In this case, both cVEP and oVEPs were employed to enhance the safety and precision
of electrode placement near the optic tracts. Although oVEPs provides more targeted
information, initial cVEPs obtained via photic stimulation offered key preparatory
benefits. First, they served as a functional check of the recording setup, signal
integrity, and the baseline functional integrity of the visual pathways. Finally,
cVEPs helped optimize anesthetic depth, allowing the team to adjust agents to maintain
BIS values (70–80) that preserved evoked responses without compromising immobility.
These preparatory steps ensured reliable intraoperative monitoring and contributed
to the successful application of oVEPs during targeting. VEPs are near-field potentials
and their amplitude reflects the proximity between the target site and the optic tract.
In our case, VEP amplitude increased progressively as the stimulating electrode approached
the optic tract, from 4 to 1 mm ([Fig. 1]).
Fig. 1 Direct optic tract stimulation (optic tract visual evoked potential [oVEP]) potentials
of right optic tract. (A) oVEP waveforms at depth of 4 mm from optic tract. (B) oVEP waveforms at the depth of 1 mm. Note the increase in amplitude p100 waveform
in O2-A2 and Oz-A2 on the right side.
Both MER and VEP are highly sensitive to anesthetic agents. Thus, the primary anesthetic
challenge is to maintain an optimal depth that preserves neurophysiological signals
while ensuring patient immobility. In this case, we chose a combination of low-dose
desflurane with titrated propofol infusion rather than propofol alone. This strategy
allowed greater flexibility in titrating anesthetic depth during prolonged neurophysiological
monitoring, reduced cumulative propofol requirements, and facilitated smoother and
faster postoperative recovery. Although we maintained a BIS of 70 to 80, which is
slightly lighter than the typical surgical depth,[3]
[4] adequate immobility was achieved using intermittent fentanyl boluses. To further
suppress respiratory efforts and prevent patient movement, mild hypocarbia was maintained.
This strategy was planned and appropriate consent regarding the possibility of intraoperative
awareness was obtained. However, no awareness was reported postoperatively in this
case.

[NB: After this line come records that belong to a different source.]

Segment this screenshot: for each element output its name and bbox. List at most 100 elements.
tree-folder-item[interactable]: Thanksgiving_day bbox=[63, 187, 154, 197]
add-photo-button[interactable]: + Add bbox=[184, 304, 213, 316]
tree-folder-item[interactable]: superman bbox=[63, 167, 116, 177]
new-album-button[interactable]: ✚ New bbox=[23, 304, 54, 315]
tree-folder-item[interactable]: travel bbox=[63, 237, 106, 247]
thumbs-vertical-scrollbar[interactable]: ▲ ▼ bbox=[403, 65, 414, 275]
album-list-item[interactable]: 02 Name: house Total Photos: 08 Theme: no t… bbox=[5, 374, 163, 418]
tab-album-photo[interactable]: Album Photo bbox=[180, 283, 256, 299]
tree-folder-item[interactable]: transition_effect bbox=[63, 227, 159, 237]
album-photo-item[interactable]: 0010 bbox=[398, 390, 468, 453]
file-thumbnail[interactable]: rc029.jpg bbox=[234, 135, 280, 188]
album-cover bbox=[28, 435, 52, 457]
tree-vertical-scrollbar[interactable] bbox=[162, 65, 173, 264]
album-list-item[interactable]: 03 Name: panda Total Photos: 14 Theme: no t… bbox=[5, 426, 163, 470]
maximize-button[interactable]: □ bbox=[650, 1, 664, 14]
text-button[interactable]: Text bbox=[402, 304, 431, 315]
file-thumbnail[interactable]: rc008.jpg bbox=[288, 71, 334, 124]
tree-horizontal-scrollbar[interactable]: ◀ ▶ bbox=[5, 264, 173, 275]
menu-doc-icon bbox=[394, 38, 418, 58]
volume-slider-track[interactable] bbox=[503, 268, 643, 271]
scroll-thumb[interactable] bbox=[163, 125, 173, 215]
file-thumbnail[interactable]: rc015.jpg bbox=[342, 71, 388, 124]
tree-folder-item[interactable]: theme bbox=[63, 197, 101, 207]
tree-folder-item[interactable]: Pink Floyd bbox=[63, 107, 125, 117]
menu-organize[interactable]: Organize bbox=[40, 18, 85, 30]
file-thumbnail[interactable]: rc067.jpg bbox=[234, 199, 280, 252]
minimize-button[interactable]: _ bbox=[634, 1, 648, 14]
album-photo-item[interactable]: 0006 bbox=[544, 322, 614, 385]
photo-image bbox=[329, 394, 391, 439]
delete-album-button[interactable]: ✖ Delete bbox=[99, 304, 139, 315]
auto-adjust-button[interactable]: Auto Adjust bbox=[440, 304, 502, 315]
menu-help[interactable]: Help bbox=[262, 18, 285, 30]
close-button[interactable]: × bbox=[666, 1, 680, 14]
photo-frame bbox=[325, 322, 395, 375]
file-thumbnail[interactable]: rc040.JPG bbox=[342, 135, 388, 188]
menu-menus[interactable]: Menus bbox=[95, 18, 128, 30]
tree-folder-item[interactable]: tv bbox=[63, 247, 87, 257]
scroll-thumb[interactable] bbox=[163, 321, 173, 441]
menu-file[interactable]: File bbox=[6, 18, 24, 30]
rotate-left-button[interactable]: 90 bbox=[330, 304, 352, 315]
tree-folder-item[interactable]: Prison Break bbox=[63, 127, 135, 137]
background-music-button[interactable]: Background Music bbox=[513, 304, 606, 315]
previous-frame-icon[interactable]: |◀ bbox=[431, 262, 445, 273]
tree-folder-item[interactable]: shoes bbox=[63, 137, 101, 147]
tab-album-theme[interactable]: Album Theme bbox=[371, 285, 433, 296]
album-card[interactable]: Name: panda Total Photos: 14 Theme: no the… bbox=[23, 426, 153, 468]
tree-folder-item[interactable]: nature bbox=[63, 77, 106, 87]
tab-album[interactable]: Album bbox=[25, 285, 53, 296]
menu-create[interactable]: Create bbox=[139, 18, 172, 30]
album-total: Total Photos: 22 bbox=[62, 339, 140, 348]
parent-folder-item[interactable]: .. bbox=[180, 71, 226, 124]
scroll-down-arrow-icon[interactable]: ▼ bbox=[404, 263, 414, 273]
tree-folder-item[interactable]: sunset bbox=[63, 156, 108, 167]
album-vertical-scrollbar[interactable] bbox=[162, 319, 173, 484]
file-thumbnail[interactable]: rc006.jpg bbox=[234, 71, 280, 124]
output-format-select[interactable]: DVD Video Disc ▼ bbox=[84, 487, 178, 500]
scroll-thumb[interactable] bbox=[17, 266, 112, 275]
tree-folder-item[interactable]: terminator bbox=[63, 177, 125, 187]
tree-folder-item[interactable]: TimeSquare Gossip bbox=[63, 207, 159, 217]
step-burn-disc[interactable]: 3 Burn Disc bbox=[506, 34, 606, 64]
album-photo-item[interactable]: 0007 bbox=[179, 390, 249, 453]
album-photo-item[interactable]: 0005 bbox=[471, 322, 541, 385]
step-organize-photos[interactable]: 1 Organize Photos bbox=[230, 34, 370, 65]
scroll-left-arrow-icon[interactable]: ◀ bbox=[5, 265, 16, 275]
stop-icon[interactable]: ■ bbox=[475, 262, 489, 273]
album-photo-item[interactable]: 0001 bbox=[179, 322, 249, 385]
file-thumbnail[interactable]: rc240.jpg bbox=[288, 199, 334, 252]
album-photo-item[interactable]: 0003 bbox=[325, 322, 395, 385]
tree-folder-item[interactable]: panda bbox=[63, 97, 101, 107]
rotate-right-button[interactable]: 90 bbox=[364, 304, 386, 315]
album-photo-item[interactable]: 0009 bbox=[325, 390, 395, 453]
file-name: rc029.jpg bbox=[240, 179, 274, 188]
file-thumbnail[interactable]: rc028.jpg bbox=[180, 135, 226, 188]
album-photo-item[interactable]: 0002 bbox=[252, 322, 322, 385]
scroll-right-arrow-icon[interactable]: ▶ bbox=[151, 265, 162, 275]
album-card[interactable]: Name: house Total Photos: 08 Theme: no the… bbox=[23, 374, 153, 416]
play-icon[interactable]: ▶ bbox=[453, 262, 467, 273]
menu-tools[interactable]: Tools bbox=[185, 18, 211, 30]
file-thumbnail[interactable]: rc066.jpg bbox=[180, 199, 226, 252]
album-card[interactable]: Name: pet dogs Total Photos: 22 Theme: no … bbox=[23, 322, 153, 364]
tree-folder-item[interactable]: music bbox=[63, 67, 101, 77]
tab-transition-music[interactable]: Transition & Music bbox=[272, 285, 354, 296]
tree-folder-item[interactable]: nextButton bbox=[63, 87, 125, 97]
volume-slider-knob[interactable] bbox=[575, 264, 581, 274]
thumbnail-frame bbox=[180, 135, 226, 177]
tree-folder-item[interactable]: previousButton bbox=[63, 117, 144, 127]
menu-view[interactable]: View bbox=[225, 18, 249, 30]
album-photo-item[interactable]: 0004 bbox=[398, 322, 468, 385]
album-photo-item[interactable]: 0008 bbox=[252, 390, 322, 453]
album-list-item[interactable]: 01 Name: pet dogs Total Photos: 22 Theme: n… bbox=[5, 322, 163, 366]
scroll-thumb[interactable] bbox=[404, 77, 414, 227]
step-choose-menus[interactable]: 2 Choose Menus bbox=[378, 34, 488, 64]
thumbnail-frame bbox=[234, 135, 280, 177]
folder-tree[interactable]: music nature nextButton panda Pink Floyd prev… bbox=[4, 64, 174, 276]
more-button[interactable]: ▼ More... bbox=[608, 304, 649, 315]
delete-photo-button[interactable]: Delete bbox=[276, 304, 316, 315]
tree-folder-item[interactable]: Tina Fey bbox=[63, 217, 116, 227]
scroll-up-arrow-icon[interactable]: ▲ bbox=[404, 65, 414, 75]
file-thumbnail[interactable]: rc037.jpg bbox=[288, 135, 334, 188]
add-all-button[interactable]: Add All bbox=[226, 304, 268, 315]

Timing of opioid administration is crucial, as bolus dosing can transiently
suppress neurophysiological signals.[5] A low-dose fentanyl infusion offers more stable effects. Although remifentanil,
with its rapid onset and neurophysiological compatibility, would have been ideal,
it was unavailable. Dexmedetomidine was used instead as it provided analgesia, lowered
the need for additional anesthetics, and had minimal effect on MER.
Finally, successful execution of such a procedure relies not only on tailored anesthetic
strategies but also on seamless multidisciplinary collaboration. Close coordination
among the neuroanesthetist, neurophysiologist, neurologist, and neurosurgeon was essential
by contributing their expertise to address the unique challenges of DBS in dystonia.